In the fall of 2021, knowing we were near to reaching our first 100Kin10 goal, we launched the unCommission, a massive experience of storytelling and listening in which 600 young people—80% of whom were people of color—shared stories about experiences in STEM while in K-12. We heard about great hands-on science experiments (mummifying a chicken that the kids dubbed “KFC”) and curricula that didn’t feel at all relevant. But a deep vein that ran through the stories was the instrumental role that teachers played in creating—or failing to create—environments in which students believed they belonged and could succeed.
One student shared: “And then, the only science class I’ve ever taken that I really enjoyed would be chemistry in high school, which I took my sophomore year. And the difference in that class was 100%, the teacher, he was just amazing. Teachers that are passionate about what they do, they truly and clearly care. You know, that makes all the difference. And that makes me want to learn.”
Another told us: “Having a teacher who finally took the time to sit me down and make me address my gaps and knowledge has set me up for life. I am so lucky to have had someone who cared enough to intervene instead of letting me slowly drown and fall behind.”

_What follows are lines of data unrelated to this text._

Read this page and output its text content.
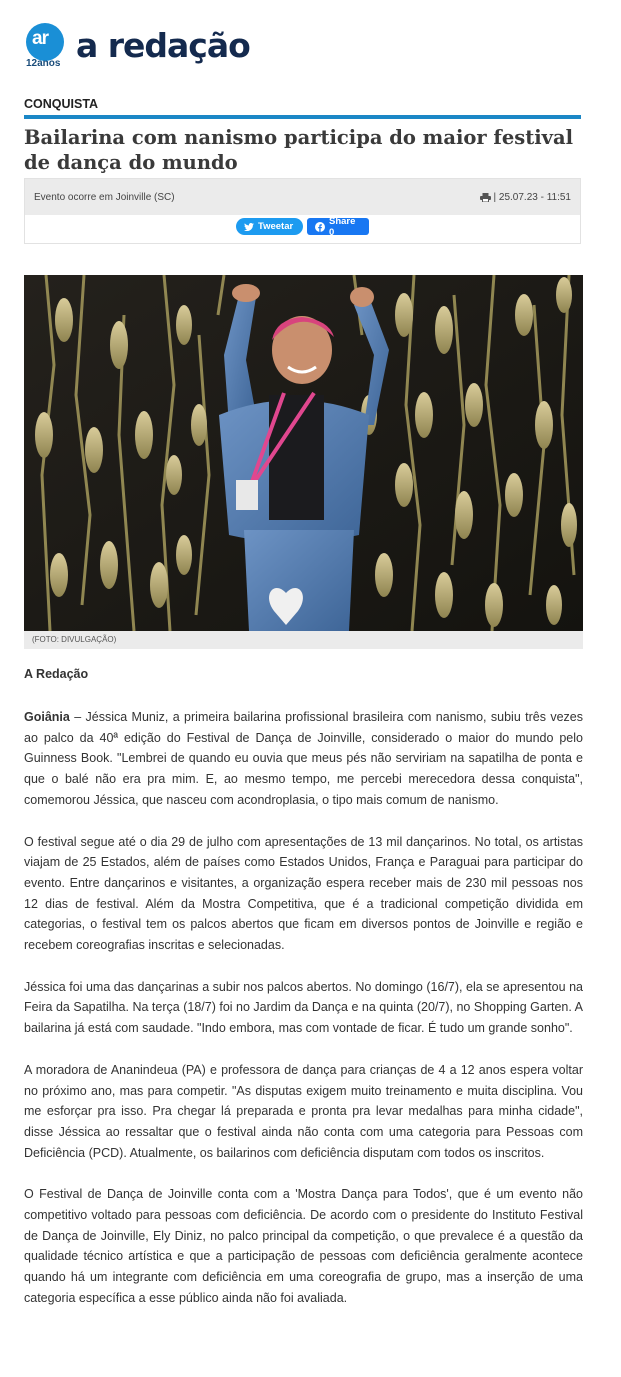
ar
12anos a redação
CONQUISTA
Bailarina com nanismo participa do maior festival de dança do mundo
Evento ocorre em Joinville (SC)	| 25.07.23 - 11:51
Tweetar	Share 0
(FOTO: DIVULGAÇÃO)
A Redação

Goiânia – Jéssica Muniz, a primeira bailarina profissional brasileira com nanismo, subiu três vezes ao palco da 40ª edição do Festival de Dança de Joinville, considerado o maior do mundo pelo Guinness Book. "Lembrei de quando eu ouvia que meus pés não serviriam na sapatilha de ponta e que o balé não era pra mim. E, ao mesmo tempo, me percebi merecedora dessa conquista", comemorou Jéssica, que nasceu com acondroplasia, o tipo mais comum de nanismo.

O festival segue até o dia 29 de julho com apresentações de 13 mil dançarinos. No total, os artistas viajam de 25 Estados, além de países como Estados Unidos, França e Paraguai para participar do evento. Entre dançarinos e visitantes, a organização espera receber mais de 230 mil pessoas nos 12 dias de festival. Além da Mostra Competitiva, que é a tradicional competição dividida em categorias, o festival tem os palcos abertos que ficam em diversos pontos de Joinville e região e recebem coreografias inscritas e selecionadas.

Jéssica foi uma das dançarinas a subir nos palcos abertos. No domingo (16/7), ela se apresentou na Feira da Sapatilha. Na terça (18/7) foi no Jardim da Dança e na quinta (20/7), no Shopping Garten. A bailarina já está com saudade. "Indo embora, mas com vontade de ficar. É tudo um grande sonho".

A moradora de Ananindeua (PA) e professora de dança para crianças de 4 a 12 anos espera voltar no próximo ano, mas para competir. "As disputas exigem muito treinamento e muita disciplina. Vou me esforçar pra isso. Pra chegar lá preparada e pronta pra levar medalhas para minha cidade", disse Jéssica ao ressaltar que o festival ainda não conta com uma categoria para Pessoas com Deficiência (PCD). Atualmente, os bailarinos com deficiência disputam com todos os inscritos.

O Festival de Dança de Joinville conta com a 'Mostra Dança para Todos', que é um evento não competitivo voltado para pessoas com deficiência. De acordo com o presidente do Instituto Festival de Dança de Joinville, Ely Diniz, no palco principal da competição, o que prevalece é a questão da qualidade técnico artística e que a participação de pessoas com deficiência geralmente acontece quando há um integrante com deficiência em uma coreografia de grupo, mas a inserção de uma categoria específica a esse público ainda não foi avaliada.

As an artist working on the unCommission summed it up: “In an ecosystem of belonging, teachers are the keystone species. The keystone species is the species that keep an entire ecosystem in balance. Amidst the turmoil and uncertainty that is growing up, teachers are uniquely positioned to create that sense of belonging and connection for their students.”
And so, building on the success of the first 10 years, 100Kin10 is preparing to follow the voices of young people toward a new mountaintop. Our goal is not only preparing and retaining STEM teachers, but it is supporting them to create classrooms of belonging for their students—particularly for students of color. When our teachers are supported to create vibrant STEM classrooms of learning and belonging, the sky’s the limit on what challenges our young people will solve.